During his campaign, Kemp released a series of ads backing his pro-gun stance including one controversial spot featuring “Jake,” billed as one of his daughter’s suitors, during which he held an unloaded double barrel shotgun on the young man while in a room containing a number of other firearms, to include handguns and AR-15s.
Other spots included more shotguns, chainsaws, explosions and a Ford F-350, as he promised to be politically incorrect.
Although Cagle fired back that, while in the state legislature, Kemp worked with “liberal Democrats” to kill a gun rights bill, Kemp doubled down with Jake and the shotgun accusing the Lt. Governor himself of trying to misdirect voters from his flagging poll numbers.

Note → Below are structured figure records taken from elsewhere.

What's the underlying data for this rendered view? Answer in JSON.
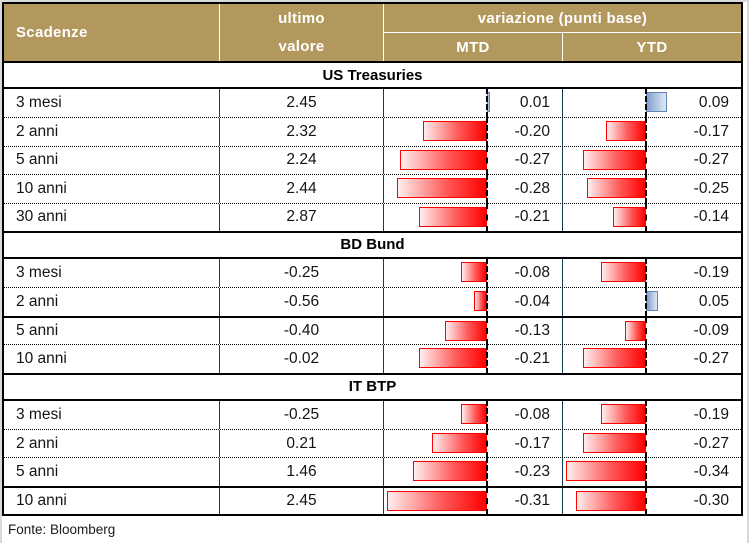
{
  "header": {
    "col_scadenze": "Scadenze",
    "col_ultimo_line1": "ultimo",
    "col_ultimo_line2": "valore",
    "col_variazione": "variazione (punti base)",
    "col_mtd": "MTD",
    "col_ytd": "YTD"
  },
  "footer": {
    "source": "Fonte: Bloomberg"
  },
  "colors": {
    "header_bg": "#B3985E",
    "negative_bar": "#FF0000",
    "positive_bar": "#7F9FCC",
    "grid_line": "#123C56"
  },
  "chart_data": {
    "type": "table",
    "title": "Scadenze - ultimo valore e variazione (punti base)",
    "columns": [
      "Scadenze",
      "ultimo valore",
      "variazione (punti base) MTD",
      "variazione (punti base) YTD"
    ],
    "bar_style": "in-cell data bars: negative red (left of dashed zero axis), positive blue (right of dashed zero axis)",
    "sections": [
      {
        "title": "US Treasuries",
        "rows": [
          {
            "label": "3 mesi",
            "last": 2.45,
            "mtd": 0.01,
            "ytd": 0.09,
            "sep": "none"
          },
          {
            "label": "2 anni",
            "last": 2.32,
            "mtd": -0.2,
            "ytd": -0.17,
            "sep": "dotted"
          },
          {
            "label": "5 anni",
            "last": 2.24,
            "mtd": -0.27,
            "ytd": -0.27,
            "sep": "dotted"
          },
          {
            "label": "10 anni",
            "last": 2.44,
            "mtd": -0.28,
            "ytd": -0.25,
            "sep": "dotted"
          },
          {
            "label": "30 anni",
            "last": 2.87,
            "mtd": -0.21,
            "ytd": -0.14,
            "sep": "dotted"
          }
        ]
      },
      {
        "title": "BD Bund",
        "rows": [
          {
            "label": "3 mesi",
            "last": -0.25,
            "mtd": -0.08,
            "ytd": -0.19,
            "sep": "none"
          },
          {
            "label": "2 anni",
            "last": -0.56,
            "mtd": -0.04,
            "ytd": 0.05,
            "sep": "dotted"
          },
          {
            "label": "5 anni",
            "last": -0.4,
            "mtd": -0.13,
            "ytd": -0.09,
            "sep": "solid"
          },
          {
            "label": "10 anni",
            "last": -0.02,
            "mtd": -0.21,
            "ytd": -0.27,
            "sep": "dotted"
          }
        ]
      },
      {
        "title": "IT BTP",
        "rows": [
          {
            "label": "3 mesi",
            "last": -0.25,
            "mtd": -0.08,
            "ytd": -0.19,
            "sep": "none"
          },
          {
            "label": "2 anni",
            "last": 0.21,
            "mtd": -0.17,
            "ytd": -0.27,
            "sep": "dotted"
          },
          {
            "label": "5 anni",
            "last": 1.46,
            "mtd": -0.23,
            "ytd": -0.34,
            "sep": "dotted"
          },
          {
            "label": "10 anni",
            "last": 2.45,
            "mtd": -0.31,
            "ytd": -0.3,
            "sep": "solid"
          }
        ]
      }
    ]
  }
}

While Cagle picked up an endorsement from the National Rifle Association over his stance on campus carry legislation and a public scrimmage with Delta Airlines — the state’s largest private employer — over its relationship with the gun rights group, Kemp grabbed support from smaller local Second Amendment organizations. On his platform, Kemp says he supports a gun sales tax holiday similar to those enjoyed in other Southern states, among other gun rights expansions.

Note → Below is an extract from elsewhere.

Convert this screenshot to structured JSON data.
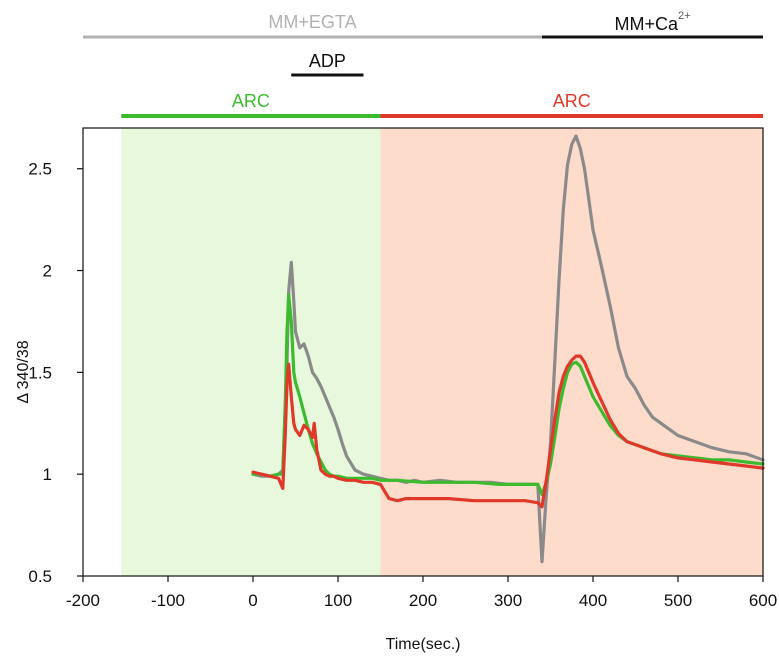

Kemp will take on Democrat Stacey Abrams in the November general election. Abrams, the first black female major party gubernatorial nominee in U.S. history, is running on a platform heavy on issues such as economic mobility, LGBT rights, immigrant safety and gun control. On the latter, she wants to repeal campus carry, institute universal background checks, implement Extreme Risk Protection Orders to temporarily seize guns from those thought to be at risk, and expand mandatory gun surrenders for those accused of domestic abuse.